Hand Appliqué Tips and Tricks
I thought it might be nice to share a few pictures, tips and tricks on hand appliqué. Since we do a lot of wall hangings or table runners that call for embellishments that can be either hand or machine appliquéd, I mostly choose and prefer the hand variety.
How do you get started? Initially, the pattern you are following will give you the piece(s) to trace. You could cut out the piece from the purchased pattern, but we usually make a copy of it so that the original pattern stays intact. We then cut out the piece from the copied paper. Let me warn you from experience – if you are tracing letters to the wrong side of the fabric, the letter needs to be reversed! I cannot tell you how many backwards “S” we have had to retrace in our days . . .
Now, the pattern you are following may suggest using some sort of fusible webbing/interfacing to secure the piece to the other fabric. If you choose to do this, use the lightest, thinnest 2-sided fusible webbing/interfacing you can find. There is a brand called Lightweight or something similar. As you are pushing your needle through the fabrics you will wish for the thinnest possible of layers or your finger will quickly get tired and/or sore. This is also especially important for a table runner – you don’t want stiff areas on a table runner!
We don’t use the fusible webbing very often any longer. Not using it requires that hand or machine appliqué is done for all the pieces, so if the pattern has a lot of little pieces it may be necessary. I don’t like to hand appliqué through pieces that have been attached using the fusible webbing mainly because it is more difficult to push the needle through.
Once you have your background fabric and pieces to appliqué, you are ready to get started. Pick out some thread – I use cross stitch floss because we have a ton of it on hand. You can also use any cotton or polyester thread you have on hand. The thread can match the fabrics, or it can totally not match to draw attention to the appliqué. It is up to you! I often use black, but here are some pictures where I chose lime green (!!). I am using the ABC quilt as an example where I visibly centered the letter on the background fabric and secured it with a few pins. If it is slightly off as far as being centered, I think it just gives the overall quilt charm – but use a ruler if you find that annoying! Here are all my tools that I use on a daily basis for hand quilting:
I make a basic knot in the thread – two actually so that it doesn’t pull through the fabric, and I bring the needle up from the wrong side of the fabric. The thread is then laid flat against the fabric and underneath the needle as a stitch is taken. In this picture you can see the stitch is about ¼” long.
You can make you stitches any length – as big or as small as you want, but I would make them an appropriate scale to the piece you are appliquéing. If you are stitching on small pieces, you wouldn’t want large stitches. I sometimes make small, dense stitches and other times I loosen up a bit and make them less dense.

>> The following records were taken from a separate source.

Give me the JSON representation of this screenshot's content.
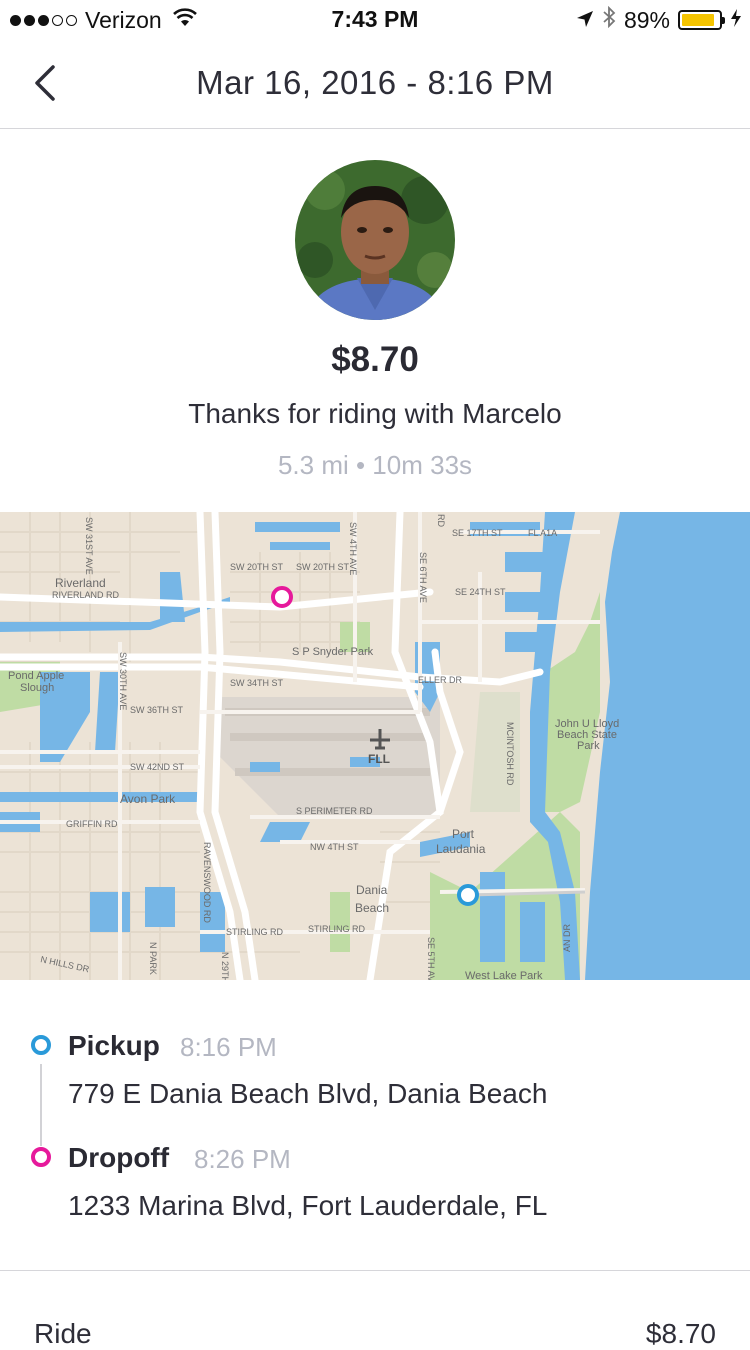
{
  "status_bar": {
    "carrier": "Verizon",
    "time": "7:43 PM",
    "battery": "89%",
    "battery_level": 0.89,
    "icons": [
      "signal-dots-icon",
      "wifi-icon",
      "location-arrow-icon",
      "bluetooth-icon",
      "battery-icon",
      "charging-bolt-icon"
    ]
  },
  "nav": {
    "title": "Mar 16, 2016 - 8:16 PM",
    "back_icon": "chevron-left-icon"
  },
  "summary": {
    "fare": "$8.70",
    "thanks": "Thanks for riding with Marcelo",
    "stats": "5.3 mi • 10m 33s"
  },
  "map": {
    "labels": {
      "riverland": "Riverland",
      "riverland_rd": "RIVERLAND RD",
      "pond_apple_1": "Pond Apple",
      "pond_apple_2": "Slough",
      "sw_36th": "SW 36TH ST",
      "sw_42nd": "SW 42ND ST",
      "avon_park": "Avon Park",
      "griffin_rd": "GRIFFIN RD",
      "n_hills": "N HILLS DR",
      "sw_20th_a": "SW 20TH ST",
      "sw_20th_b": "SW 20TH ST",
      "sw_34th": "SW 34TH ST",
      "sp_snyder": "S P Snyder Park",
      "fll": "FLL",
      "s_perimeter": "S PERIMETER RD",
      "nw_4th": "NW 4TH ST",
      "port_1": "Port",
      "port_2": "Laudania",
      "dania_1": "Dania",
      "dania_2": "Beach",
      "stirling_a": "STIRLING RD",
      "stirling_b": "STIRLING RD",
      "se_17th": "SE 17TH ST",
      "fl_a1a": "FL A1A",
      "se_24th": "SE 24TH ST",
      "eller_dr": "ELLER DR",
      "john_1": "John U Lloyd",
      "john_2": "Beach State",
      "john_3": "Park",
      "west_lake": "West Lake Park",
      "sw_31st": "SW 31ST AVE",
      "sw_30th": "SW 30TH AVE",
      "sw_4th": "SW 4TH AVE",
      "se_6th": "SE 6TH AVE",
      "mcintosh": "MCINTOSH RD",
      "ravenswood": "RAVENSWOOD RD",
      "n_park": "N PARK",
      "n_29th": "N 29TH A",
      "se_5th": "SE 5TH AV",
      "rd_label": "RD",
      "an_dr": "AN DR"
    },
    "pickup_color": "#2a9ad9",
    "dropoff_color": "#e6199b",
    "water_color": "#76b6e6",
    "land_color": "#ece3d6",
    "park_color": "#bfdca4"
  },
  "pickup": {
    "label": "Pickup",
    "time": "8:16 PM",
    "address": "779 E Dania Beach Blvd, Dania Beach",
    "color": "#2a9ad9"
  },
  "dropoff": {
    "label": "Dropoff",
    "time": "8:26 PM",
    "address": "1233 Marina Blvd, Fort Lauderdale, FL",
    "color": "#e6199b"
  },
  "fare_breakdown": {
    "ride_label": "Ride",
    "ride_amount": "$8.70"
  }
}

I try to eyeball them so that they somewhat match because I think that looks best – but there are no Stitch Police that I am aware of. NO ONE else will really look at them as closely as you do!! Really!
Here is the letter Q with a few stitches in it. As I stitch, I pull straight up on the thread as I’m laying it behind the needle for the next stitch.

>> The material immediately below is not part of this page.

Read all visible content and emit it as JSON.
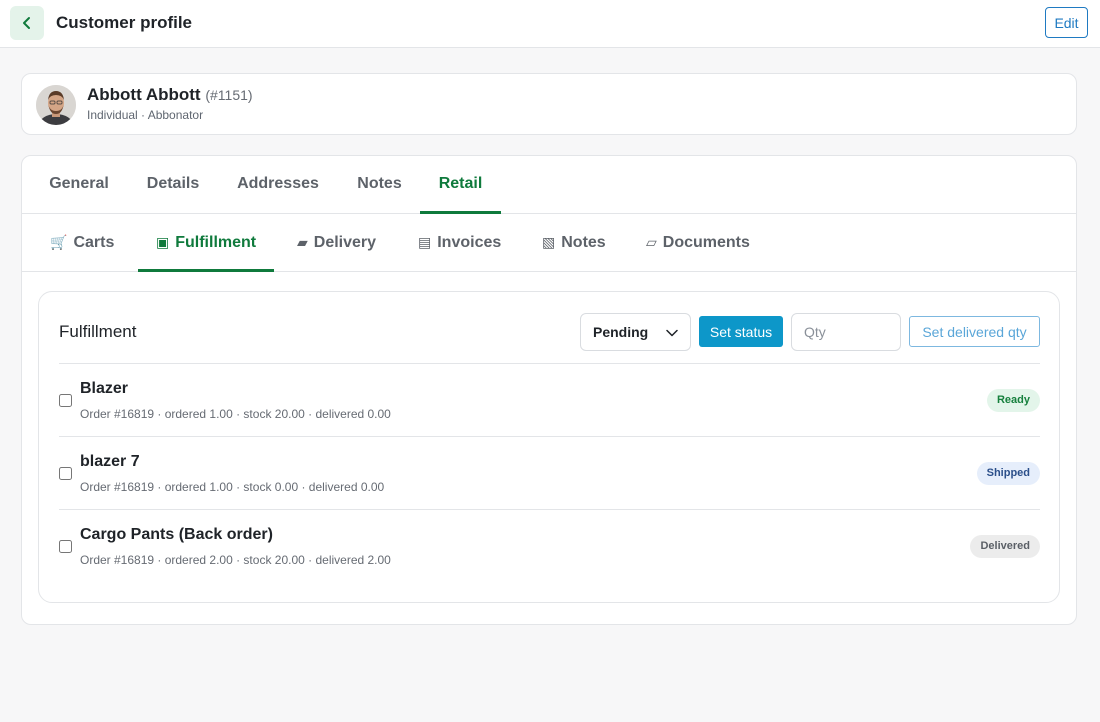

What do you do when you either run out of thread or have completed the area that you need to appliqué? Well, they are two different endings actually. If I run out of thread, I take a small stitch on the wrong side of the fabric underneath the item that is being appliquéd. In this case, the small stitch would be under the black polka-dotted fabric close to the last stitch so that it doesn’t show through on the beige fabric. When I get to the end of this appliqué, or the inside of the Q is all stitched, I take one final stitch right over the beginning knotted area so that it looks like every other appliqué stitch and then poke the needle down right next to the beginning knot.
Then I take a small stitch on the wrong side of the fabric to form a final knot and snip off the thread with a short tail – not too close so that it could come loose but not too long so that it could show through the fabric. Are you ready to start some hand appliqué? I’d be happy to answer any questions, or to clarify any point for you.